Celati, utilizzando le sue facoltà immaginative ed affabulatorie, scrive di un misterioso popolo: i Gamuna, che hanno un particolare rapporto con il reale, non antropocentrico,
tanto da considerarlo come una sorta di miraggio, come
un rosario di illusioni da cui si lasciano passivamente cullare,


Gianni Celati

sprofondando nell’incanto del “ta”, del qui ed ora, senza mai alterare in nulla l’andamento naturale delle cose. Immaginazione e realtà come due specchi complementari, riecheggiando il concetto vichiano, che attribuisce alla fantasia un ruolo costitutivo dell’intelligenza, fino a farla coincidere con la memoria.

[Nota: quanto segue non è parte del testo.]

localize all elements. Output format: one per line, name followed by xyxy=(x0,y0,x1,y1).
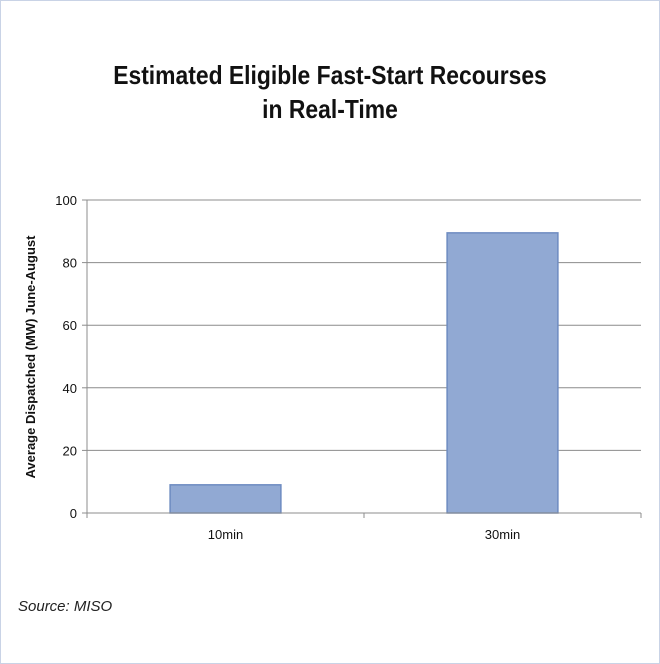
source-note: Source: MISO xyxy=(18,598,113,615)
y-tick-label: 100 xyxy=(55,193,77,208)
x-tick-label: 30min xyxy=(485,527,520,542)
y-axis-label: Average Dispatched (MW) June-August xyxy=(23,235,38,479)
chart-title: Estimated Eligible Fast-Start Recourses … xyxy=(40,58,621,126)
bar-10min xyxy=(169,484,282,514)
bar-30min xyxy=(446,232,559,514)
chart-title-line-1: Estimated Eligible Fast-Start Recourses xyxy=(113,60,547,90)
y-tick-label: 0 xyxy=(70,506,77,521)
y-tick-label: 20 xyxy=(63,443,77,458)
y-tick-label: 80 xyxy=(63,256,77,271)
y-tick-label: 40 xyxy=(63,381,77,396)
x-tick-label: 10min xyxy=(208,527,243,542)
chart-title-line-2: in Real-Time xyxy=(262,94,398,124)
y-tick-label: 60 xyxy=(63,318,77,333)
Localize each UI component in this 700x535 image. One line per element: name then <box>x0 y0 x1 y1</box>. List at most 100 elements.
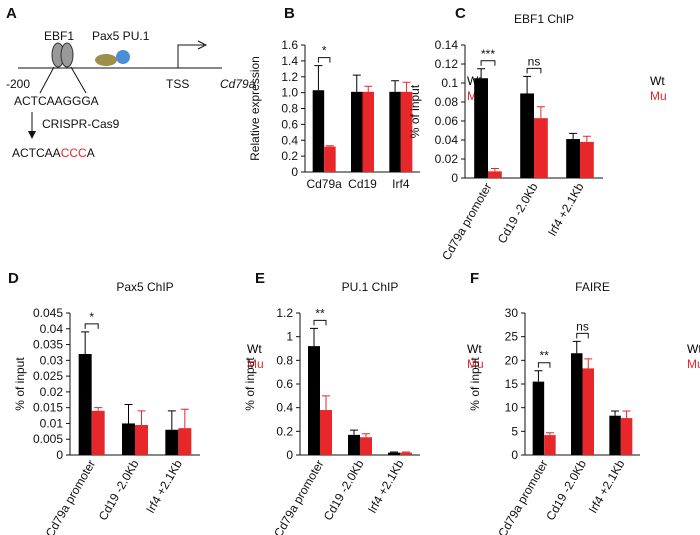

Il superamento dell’atteggiamento critico, paradossalmente, dovrebbe essere una risorsa capace di divenire liberatorio e pacificato strumento di interpretazione.

Lo stesso Celati, in un suo intervento su L’Unità, fornisce alcune chiavi di lettura riprendendo alcuni spunti, a cominciare da Vico. L’autore ribadisce che l’impostazione del romanzo è etnografica, quindi suggerisce linee di pensiero attente ai diversi percorsi culturali, piuttosto che antropologica. Dunque un percorso più attento alle differenze, nel panorama impoverito della globalizzazione, piuttosto che alle scontate rassomiglianze, e questo, oltre ad essere un suggerimento filosofico, crediamo voglia avere un valore anche politico.